一度の失敗を取り繕おうとして、かえって墓穴を掘ってしまう。
そんな悪循環を塗装の重ね塗りにたとえるのが、「恥の上塗り」(はじのうわぬり)です。
意味
「恥の上塗り」とは、一度恥をかいた上に、さらに愚かな言動を重ねて、より大きな恥をさらしてしまうことという意味です。
取り繕おうとした結果かえって状況を悪化させる、皮肉な失敗の連鎖を指して使われます。
- 恥(はじ):面目を失うこと。
- 上塗り(うわぬり):仕上げに重ねて塗ること。
語源・由来
「恥の上塗り」は、塗装や左官の工程を由来とする言葉です。
壁や器に塗料を塗る際、下塗りの上からさらに仕上げの層を重ねる工程を「上塗り」と呼びます。
この、同じ場所に塗料を重ねていく様子が、一つの恥の上にさらに恥を重ねてしまう様子と重なり、失敗を取り繕おうとして裏目に出る状況を表す言葉として使われるようになりました。
使い方・例文
「恥の上塗り」は、失敗を挽回しようとしてさらに失敗を重ねた場面で使われます。
- 言い訳を重ねるうちに墓穴を掘り、恥の上塗りになった。
- 遅刻の言い訳が嘘だとばれ、恥の上塗りをしてしまう。
- これ以上取り繕うと恥の上塗りになりかねない。
類義語・関連語
「恥の上塗り」と同じように、悪い状況が重なる様子を表す言葉には、以下のようなものがあります。
英語表現
dig yourself into a deeper hole
直訳「自分でさらに深い穴を掘る」で、取り繕おうとしてかえって状況を悪化させる様子を表す表現。

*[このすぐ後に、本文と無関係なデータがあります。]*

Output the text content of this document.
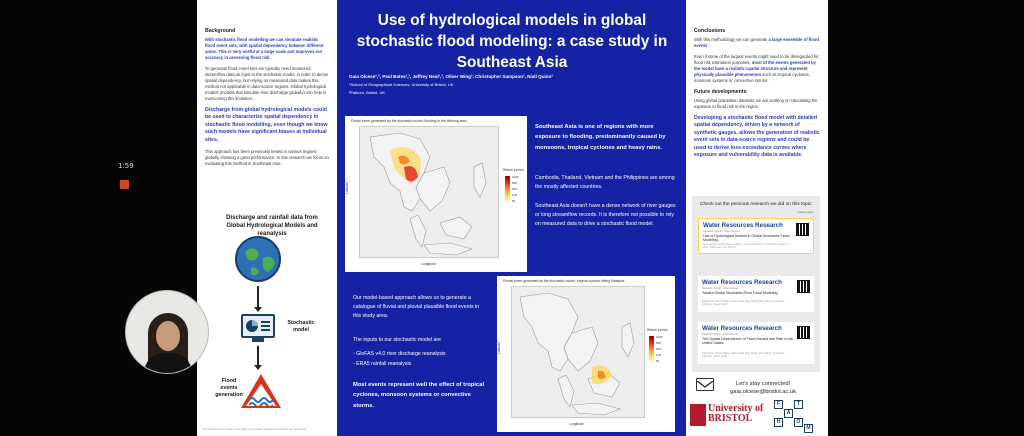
1:59
Background
With stochastic flood modelling we can simulate realistic flood event sets, with spatial dependency between different areas. This is very useful at a large scale and improves our accuracy in assessing flood risk.
To generate flood event sets we typically need measured streamflow data as input to the stochastic model, in order to derive spatial dependency, but relying on measured data makes this method not applicable in data-scarce regions. Global hydrological models (models that simulate river discharge globally) can help in overcoming this limitation.
Discharge from global hydrological models could be used to characterize spatial dependency in stochastic flood modelling, even though we know such models have significant biases at individual sites.
This approach has been previously tested in various regions globally showing a good performance. In this research we focus on evaluating this method in Southeast Asia.
Discharge and rainfall data from Global Hydrological Models and reanalysis
Stochastic model
Flood events generation
Fluvial and pluvial models in this study were partially developed at Fathom with global data
Use of hydrological models in global stochastic flood modeling: a case study in Southeast Asia
Gaia Olcese¹,², Paul Bates¹,², Jeffrey Neal¹,², Oliver Wing², Christopher Sampson², Niall Quinn²
¹School of Geographical Sciences, University of Bristol, UK
²Fathom, Bristol, UK
Fluvial event generated by the stochastic model: flooding in the Mekong area
Longitude
Latitude
Return period
1000
500
200
100
50
Southeast Asia is one of regions with more exposure to flooding, predominantly caused by monsoons, tropical cyclones and heavy rains.
Cambodia, Thailand, Vietnam and the Philippines are among the mostly affected countries.
Southeast Asia doesn't have a dense network of river gauges or long streamflow records. It is therefore not possible to rely on measured data to drive a stochastic flood model.
Our model-based approach allows us to generate a catalogue of fluvial and pluvial plausible flood events in this study area.
The inputs to our stochastic model are
- GloFAS v4.0 river discharge reanalysis
- ERA5 rainfall reanalysis
Most events represent well the effect of tropical cyclones, monsoon systems or convective storms.
Pluvial event generated by the stochastic model: tropical cyclone hitting Malaysia
Longitude
Latitude
Return period
1000
500
200
100
50
Conclusions
With this methodology we can generate a large ensemble of flood events
Even if some of the largest events might need to be disregarded for flood risk estimation purposes, most of the events generated by the model have a realistic spatial structure and represent physically plausible phenomenon such as tropical cyclones, monsoon systems or convective storms.
Future developments
Using global population datasets we are working on calculating the exposure to flood risk in the region.
Developing a stochastic flood model with detailed spatial dependency, driven by a network of synthetic gauges, allows the generation of realistic event sets in data-scarce regions and could be used to derive loss exceedance curves where exposure and vulnerability data is available.
Check out the previous research we did on this topic:
Latest paper
Water Resources Research
Research Article · Open Access
Use of Hydrological Models in Global Stochastic Flood Modeling
Gaia Olcese, Paul D. Bates, Jeffrey C. Neal, Christopher C. Sampson, Oliver E. J. Wing, Niall Quinn, Izzy Probyn
Water Resources Research
Research Article · Open Access
Toward Global Stochastic River Flood Modeling
Niall Quinn, Paul D. Bates, Jeffrey Neal, Andy Smith, Oliver Wing, Christopher Sampson, James Smith
Water Resources Research
Research Article · Open Access
The Spatial Dependence of Flood Hazard and Risk in the United States
Niall Quinn, Paul D. Bates, Jeffrey Neal, Andy Smith, Oliver Wing, Christopher Sampson, James Smith
Let's stay connected!
gaia.olcese@bristol.ac.uk
University of
BRISTOL
F
A
T
H	O
M
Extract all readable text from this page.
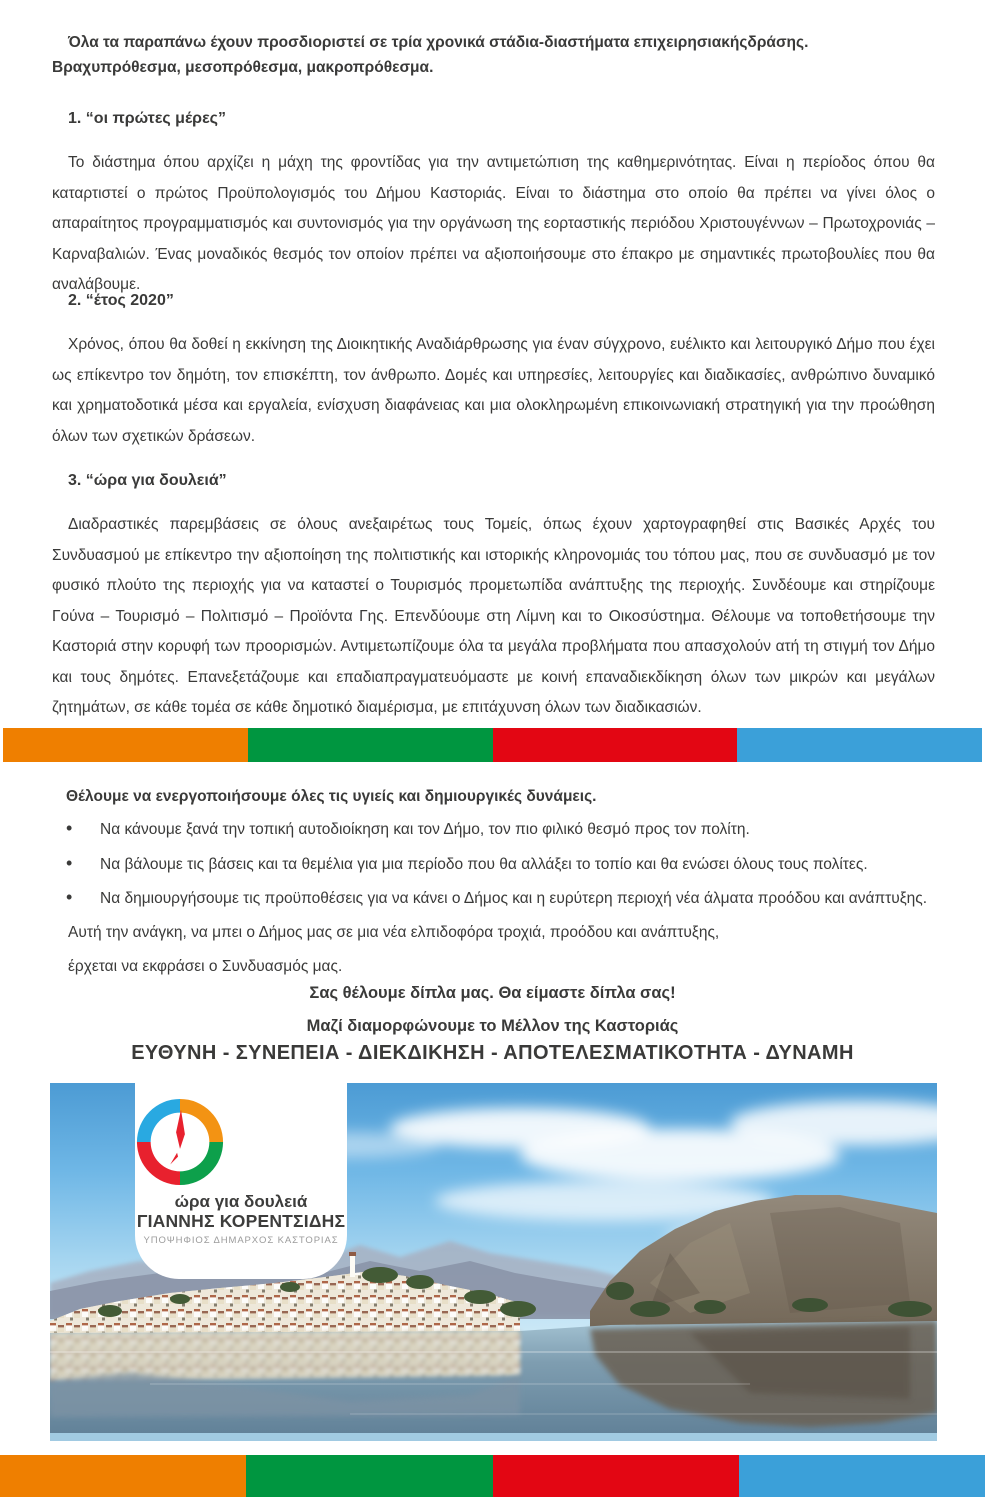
Όλα τα παραπάνω έχουν προσδιοριστεί σε τρία χρονικά στάδια-διαστήματα επιχειρησιακήςδράσης.
Βραχυπρόθεσμα, μεσοπρόθεσμα, μακροπρόθεσμα.
1. “οι πρώτες μέρες”
Το διάστημα όπου αρχίζει η μάχη της φροντίδας για την αντιμετώπιση της καθημερινότητας. Είναι η περίοδος όπου θα καταρτιστεί ο πρώτος Προϋπολογισμός του Δήμου Καστοριάς. Είναι το διάστημα στο οποίο θα πρέπει να γίνει όλος ο απαραίτητος προγραμματισμός και συντονισμός για την οργάνωση της εορταστικής περιόδου Χριστουγέννων – Πρωτοχρονιάς – Καρναβαλιών. Ένας μοναδικός θεσμός τον οποίον πρέπει να αξιοποιήσουμε στο έπακρο με σημαντικές πρωτοβουλίες που θα αναλάβουμε.
2. “έτος 2020”
Χρόνος, όπου θα δοθεί η εκκίνηση της Διοικητικής Αναδιάρθρωσης για έναν σύγχρονο, ευέλικτο και λειτουργικό Δήμο που έχει ως επίκεντρο τον δημότη, τον επισκέπτη, τον άνθρωπο. Δομές και υπηρεσίες, λειτουργίες και διαδικασίες, ανθρώπινο δυναμικό και χρηματοδοτικά μέσα και εργαλεία, ενίσχυση διαφάνειας και μια ολοκληρωμένη επικοινωνιακή στρατηγική για την προώθηση όλων των σχετικών δράσεων.
3. “ώρα για δουλειά”
Διαδραστικές παρεμβάσεις σε όλους ανεξαιρέτως τους Τομείς, όπως έχουν χαρτογραφηθεί στις Βασικές Αρχές του Συνδυασμού με επίκεντρο την αξιοποίηση της πολιτιστικής και ιστορικής κληρονομιάς του τόπου μας, που σε συνδυασμό με τον φυσικό πλούτο της περιοχής για να καταστεί ο Τουρισμός προμετωπίδα ανάπτυξης της περιοχής. Συνδέουμε και στηρίζουμε Γούνα – Τουρισμό – Πολιτισμό – Προϊόντα Γης. Επενδύουμε στη Λίμνη και το Οικοσύστημα. Θέλουμε να τοποθετήσουμε την Καστοριά στην κορυφή των προορισμών. Αντιμετωπίζουμε όλα τα μεγάλα προβλήματα που απασχολούν ατή τη στιγμή τον Δήμο και τους δημότες. Επανεξετάζουμε και επαδιαπραγματευόμαστε με κοινή επαναδιεκδίκηση όλων των μικρών και μεγάλων ζητημάτων, σε κάθε τομέα σε κάθε δημοτικό διαμέρισμα, με επιτάχυνση όλων των διαδικασιών.
Θέλουμε να ενεργοποιήσουμε όλες τις υγιείς και δημιουργικές δυνάμεις.
• Να κάνουμε ξανά την τοπική αυτοδιοίκηση και τον Δήμο, τον πιο φιλικό θεσμό προς τον πολίτη.
• Να βάλουμε τις βάσεις και τα θεμέλια για μια περίοδο που θα αλλάξει το τοπίο και θα ενώσει όλους τους πολίτες.
• Να δημιουργήσουμε τις προϋποθέσεις για να κάνει ο Δήμος και η ευρύτερη περιοχή νέα άλματα προόδου και ανάπτυξης.
Αυτή την ανάγκη, να μπει ο Δήμος μας σε μια νέα ελπιδοφόρα τροχιά, προόδου και ανάπτυξης,
έρχεται να εκφράσει ο Συνδυασμός μας.
Σας θέλουμε δίπλα μας. Θα είμαστε δίπλα σας!
Μαζί διαμορφώνουμε το Μέλλον της Καστοριάς
ΕΥΘΥΝΗ - ΣΥΝΕΠΕΙΑ - ΔΙΕΚΔΙΚΗΣΗ - ΑΠΟΤΕΛΕΣΜΑΤΙΚΟΤΗΤΑ - ΔΥΝΑΜΗ
ώρα για δουλειά
ΓΙΑΝΝΗΣ ΚΟΡΕΝΤΣΙΔΗΣ
ΥΠΟΨΗΦΙΟΣ ΔΗΜΑΡΧΟΣ ΚΑΣΤΟΡΙΑΣ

He tried to explain, but only dug himself into a deeper hole.
(彼は言い訳をしたが、恥の上塗りになっただけだった。)
とっさの取り繕いが裏目に出る心の仕組み
自分を良く見せようと失敗をとっさに取り繕う心の働きを、心理学では「印象操作」と呼びます。
人は恥をかいた直後ほど周囲からの評価を強く意識し、反射的に言い訳や誤魔化しを重ねてしまいがちです。
ところが、動揺した状態でとっさに選ぶ行動は冷静さを欠きやすく、かえって話の矛盾やほころびが目立つ結果を招きます。
「恥の上塗り」は、こうした人間の反射的な自己防衛行動が裏目に出る典型的なパターンを言い当てた言葉だといえます。